Cooper sulks, glowers and yells at his sous-chefs like JK Simmons in Whiplash; but you just know his real journey isn’t culinary. You know he’ll have to learn there’s more to personal growth than putting oyster emulsion on a scallop. The original title of Burnt was Chef, but that was bagged a year ago for a film by Jon Favreau, who wrote, produced, directed and starred, playing Carl Casper, head of an upscale LA restaurant. He is an enthusiastic sharer and feeder, matey and collegiate with his sous-chefs, but he argues with the owner (Dustin Hoffman), who wants simple, popular classic dishes and tells him: “You wanna be an artist, be an artist on your own time.”

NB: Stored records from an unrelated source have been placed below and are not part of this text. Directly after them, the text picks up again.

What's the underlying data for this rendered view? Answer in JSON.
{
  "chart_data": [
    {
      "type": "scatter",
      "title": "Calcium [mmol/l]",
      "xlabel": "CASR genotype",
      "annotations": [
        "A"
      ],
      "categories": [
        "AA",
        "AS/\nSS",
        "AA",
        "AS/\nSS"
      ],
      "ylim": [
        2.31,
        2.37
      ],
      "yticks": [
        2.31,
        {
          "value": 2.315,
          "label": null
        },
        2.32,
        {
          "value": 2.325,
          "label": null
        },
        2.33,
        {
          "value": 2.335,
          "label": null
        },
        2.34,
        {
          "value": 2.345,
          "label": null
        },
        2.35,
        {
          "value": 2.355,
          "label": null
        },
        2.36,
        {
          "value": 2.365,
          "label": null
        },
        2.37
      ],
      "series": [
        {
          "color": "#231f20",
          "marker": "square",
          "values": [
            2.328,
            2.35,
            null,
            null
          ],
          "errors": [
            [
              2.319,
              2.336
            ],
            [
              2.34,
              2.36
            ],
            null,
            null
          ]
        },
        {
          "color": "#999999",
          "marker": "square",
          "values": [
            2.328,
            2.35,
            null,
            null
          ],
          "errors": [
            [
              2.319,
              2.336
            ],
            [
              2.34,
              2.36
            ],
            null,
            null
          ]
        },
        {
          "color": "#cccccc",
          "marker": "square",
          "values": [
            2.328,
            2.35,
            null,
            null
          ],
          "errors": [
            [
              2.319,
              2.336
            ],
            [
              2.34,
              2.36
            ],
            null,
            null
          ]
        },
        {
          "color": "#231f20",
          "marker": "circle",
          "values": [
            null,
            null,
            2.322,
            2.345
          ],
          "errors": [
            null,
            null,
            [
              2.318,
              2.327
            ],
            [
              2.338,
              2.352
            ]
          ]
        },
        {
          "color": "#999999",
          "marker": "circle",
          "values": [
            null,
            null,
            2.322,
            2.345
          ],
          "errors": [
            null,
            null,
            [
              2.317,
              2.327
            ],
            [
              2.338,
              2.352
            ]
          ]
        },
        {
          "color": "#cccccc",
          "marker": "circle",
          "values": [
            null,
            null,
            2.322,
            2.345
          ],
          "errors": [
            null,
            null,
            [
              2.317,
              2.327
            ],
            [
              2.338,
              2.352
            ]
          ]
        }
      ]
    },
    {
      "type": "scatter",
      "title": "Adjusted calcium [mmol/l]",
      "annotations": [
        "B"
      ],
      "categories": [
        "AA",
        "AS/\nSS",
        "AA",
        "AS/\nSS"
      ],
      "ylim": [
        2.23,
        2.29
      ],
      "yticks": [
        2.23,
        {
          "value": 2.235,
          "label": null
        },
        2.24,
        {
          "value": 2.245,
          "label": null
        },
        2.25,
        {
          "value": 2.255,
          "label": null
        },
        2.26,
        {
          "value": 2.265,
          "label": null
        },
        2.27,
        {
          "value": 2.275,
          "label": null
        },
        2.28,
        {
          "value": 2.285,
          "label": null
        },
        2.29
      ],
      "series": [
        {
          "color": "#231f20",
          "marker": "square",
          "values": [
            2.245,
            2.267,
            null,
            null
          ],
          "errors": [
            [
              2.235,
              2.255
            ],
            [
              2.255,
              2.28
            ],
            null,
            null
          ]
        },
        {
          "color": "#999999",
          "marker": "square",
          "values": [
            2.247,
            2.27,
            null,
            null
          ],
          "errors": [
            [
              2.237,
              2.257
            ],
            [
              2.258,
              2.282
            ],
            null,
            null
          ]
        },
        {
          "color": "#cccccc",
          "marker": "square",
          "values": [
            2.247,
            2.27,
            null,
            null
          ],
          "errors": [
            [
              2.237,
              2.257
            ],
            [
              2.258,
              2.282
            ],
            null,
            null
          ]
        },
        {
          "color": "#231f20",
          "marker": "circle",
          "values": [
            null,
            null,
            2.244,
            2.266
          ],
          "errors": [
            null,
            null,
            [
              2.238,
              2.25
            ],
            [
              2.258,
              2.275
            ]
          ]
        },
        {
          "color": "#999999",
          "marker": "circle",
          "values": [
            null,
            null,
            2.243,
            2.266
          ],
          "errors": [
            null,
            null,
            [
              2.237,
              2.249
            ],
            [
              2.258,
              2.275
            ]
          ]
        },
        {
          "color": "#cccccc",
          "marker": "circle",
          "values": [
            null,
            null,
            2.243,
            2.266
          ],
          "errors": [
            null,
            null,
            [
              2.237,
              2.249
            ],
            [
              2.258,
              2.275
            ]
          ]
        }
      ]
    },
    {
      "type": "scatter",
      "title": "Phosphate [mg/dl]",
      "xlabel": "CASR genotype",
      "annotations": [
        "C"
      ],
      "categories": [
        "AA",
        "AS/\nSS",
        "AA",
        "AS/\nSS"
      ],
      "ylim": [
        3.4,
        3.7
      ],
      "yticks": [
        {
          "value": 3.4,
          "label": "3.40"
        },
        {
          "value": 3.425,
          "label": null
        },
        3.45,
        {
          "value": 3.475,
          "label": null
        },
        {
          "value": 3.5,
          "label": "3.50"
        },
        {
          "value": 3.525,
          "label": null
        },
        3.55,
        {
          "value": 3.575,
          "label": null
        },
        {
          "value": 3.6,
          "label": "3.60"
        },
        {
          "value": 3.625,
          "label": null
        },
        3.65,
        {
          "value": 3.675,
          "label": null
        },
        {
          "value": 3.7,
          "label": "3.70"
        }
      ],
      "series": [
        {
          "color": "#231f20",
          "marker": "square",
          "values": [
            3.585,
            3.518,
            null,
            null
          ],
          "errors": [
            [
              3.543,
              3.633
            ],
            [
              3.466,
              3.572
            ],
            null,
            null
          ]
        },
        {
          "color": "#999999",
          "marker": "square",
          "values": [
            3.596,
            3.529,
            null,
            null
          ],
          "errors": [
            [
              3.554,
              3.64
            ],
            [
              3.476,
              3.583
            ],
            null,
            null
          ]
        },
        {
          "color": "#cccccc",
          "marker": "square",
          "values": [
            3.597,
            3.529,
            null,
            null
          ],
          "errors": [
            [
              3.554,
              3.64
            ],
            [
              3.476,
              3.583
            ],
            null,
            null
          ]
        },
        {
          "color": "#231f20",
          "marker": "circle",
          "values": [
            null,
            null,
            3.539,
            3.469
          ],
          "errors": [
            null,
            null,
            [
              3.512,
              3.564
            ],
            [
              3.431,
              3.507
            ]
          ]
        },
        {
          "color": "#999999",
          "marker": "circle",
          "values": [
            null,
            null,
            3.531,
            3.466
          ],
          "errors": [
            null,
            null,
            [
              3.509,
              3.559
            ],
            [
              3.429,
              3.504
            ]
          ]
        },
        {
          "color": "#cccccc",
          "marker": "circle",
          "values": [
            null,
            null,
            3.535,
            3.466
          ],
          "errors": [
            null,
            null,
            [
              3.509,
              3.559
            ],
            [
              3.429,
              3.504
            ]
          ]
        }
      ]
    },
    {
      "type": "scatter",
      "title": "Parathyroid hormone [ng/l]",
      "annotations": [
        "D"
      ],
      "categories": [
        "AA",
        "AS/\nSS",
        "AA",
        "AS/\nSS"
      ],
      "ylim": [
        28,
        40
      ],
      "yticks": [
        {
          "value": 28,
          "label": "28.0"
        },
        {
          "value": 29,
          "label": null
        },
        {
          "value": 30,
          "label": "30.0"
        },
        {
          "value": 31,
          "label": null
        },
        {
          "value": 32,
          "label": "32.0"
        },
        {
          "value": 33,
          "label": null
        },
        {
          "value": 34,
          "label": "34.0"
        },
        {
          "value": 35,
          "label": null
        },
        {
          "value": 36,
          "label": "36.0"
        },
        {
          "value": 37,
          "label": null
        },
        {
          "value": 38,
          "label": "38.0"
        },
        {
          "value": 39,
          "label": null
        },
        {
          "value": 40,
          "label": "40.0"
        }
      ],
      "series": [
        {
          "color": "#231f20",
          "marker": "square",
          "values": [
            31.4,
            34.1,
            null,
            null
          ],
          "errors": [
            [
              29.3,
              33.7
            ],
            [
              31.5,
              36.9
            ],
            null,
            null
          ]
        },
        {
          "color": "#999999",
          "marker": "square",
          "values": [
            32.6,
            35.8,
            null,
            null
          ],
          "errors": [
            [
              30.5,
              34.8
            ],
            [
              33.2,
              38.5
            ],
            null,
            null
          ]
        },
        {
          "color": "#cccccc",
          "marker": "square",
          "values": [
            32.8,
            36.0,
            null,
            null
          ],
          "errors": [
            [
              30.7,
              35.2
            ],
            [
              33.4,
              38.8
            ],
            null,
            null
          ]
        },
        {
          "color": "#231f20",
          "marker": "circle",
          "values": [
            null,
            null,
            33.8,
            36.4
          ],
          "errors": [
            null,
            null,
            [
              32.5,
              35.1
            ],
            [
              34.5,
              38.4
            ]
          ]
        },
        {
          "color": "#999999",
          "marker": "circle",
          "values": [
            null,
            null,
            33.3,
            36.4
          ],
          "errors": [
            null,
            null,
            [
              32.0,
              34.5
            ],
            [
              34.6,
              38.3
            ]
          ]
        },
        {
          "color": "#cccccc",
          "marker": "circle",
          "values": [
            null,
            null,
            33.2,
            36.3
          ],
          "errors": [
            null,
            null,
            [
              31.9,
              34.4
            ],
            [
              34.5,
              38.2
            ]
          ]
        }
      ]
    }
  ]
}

Carl splits, returns to his native Miami where he acquires a knackered taco truck and hits the road selling Cuban sandwiches to lines of ecstatic Louisianan and Texan locals. “I get to touch people’s lives with what I do,” he tells his estranged son, “And I love it.” We have divergent paradigms here. Adam is God-like, faintly absurd (at one stage he tries to suffocate himself using a sous-vide bag) and cares about nobody but himself, while Carl is generous, open-hearted and nourishing. Movie chefs have always tended to be creatures of extremes, driven to madness or saintliness by their calling. In the last 30 years, the kitchen has become a laboratory of human transformation.

Juliette Binoche prepares sweet nothings in ‘Chocolat’ (AP)

In Pope Francis’s favourite movie, Babette’s Feast (1987), adapted and directed by Gabriel Axel from the story by Karen Blixen, Stéphane Audran plays a buttoned-up Frenchwoman who comes to work gratis for two elderly sisters in a religious community in chilly 1870s Jutland. She has effectively exiled herself from her old life as head chef at the Café Anglais in Paris.

Babette wins 10,000 francs on the Lottery – but rather than return to the beau monde, she blows the lot on a banquet for the locals, who have never experienced such luxury before. The feast brings a kind of secular redemption to the community, a transformation from suspicion to joy. Babette is hailed as something more than a cook. “In paradise,” one sister tells her, “you will be the great artist God meant you to be.”

Like Water for Chocolate, Alfonso Arau’s 1991 movie of Laura Esquivel’s novel, takes to extremes the female-cook-as-transformer. Tita, the family’s youngest sister, bakes a wedding cake for her sister, Rosaura, and her husband Pedro, whom Tita should be marrying: her tears drop into the cake mix, and everyone who eats it at the wedding pukes up or suffers amorous yearnings. When she cooks another meal, a year later, her eldest sister becomes inflamed with lust and, while taking a shower, is abducted, naked and astride his horse, by an opportunistic soldier of the revolution. Whatever was in the recipe?

The 1987 film ‘Babette’s Feast’ (Rex)

A diluted version of the theme was offered in Chocolat (2000) where, in 1950s Gascony, Juliette Binoche, goes head-to-head with the church and the mayor in starting up a chocolate shop at the beginning of Lent. She seems to know, quasi-mystically, what’s good for the townsfolk – mostly, chocolate is the answer, whether for spiritually repression or sexual frustration.

In No Reservations (2007), Catherine Zeta-Jones starts out as a hard-as-nails, intimidating Manhattan super-chef, who has to learn to be vulnerable so that handsome hunk Aaron Eckhart can enter her life (and take over her job).

Meanwhile, Helen Mirren, playing the Michelin-starred matron last year in The Hundred-Foot Journey, single-handedly healed racist/immigrant tensions in the French countryside by helping her Indian neighbour (and rival) to cook an omelette. When it comes to testing human character, you can forget the high school, the army or the superhero league: in modern movies, the kitchen is a more reliable index of who you are.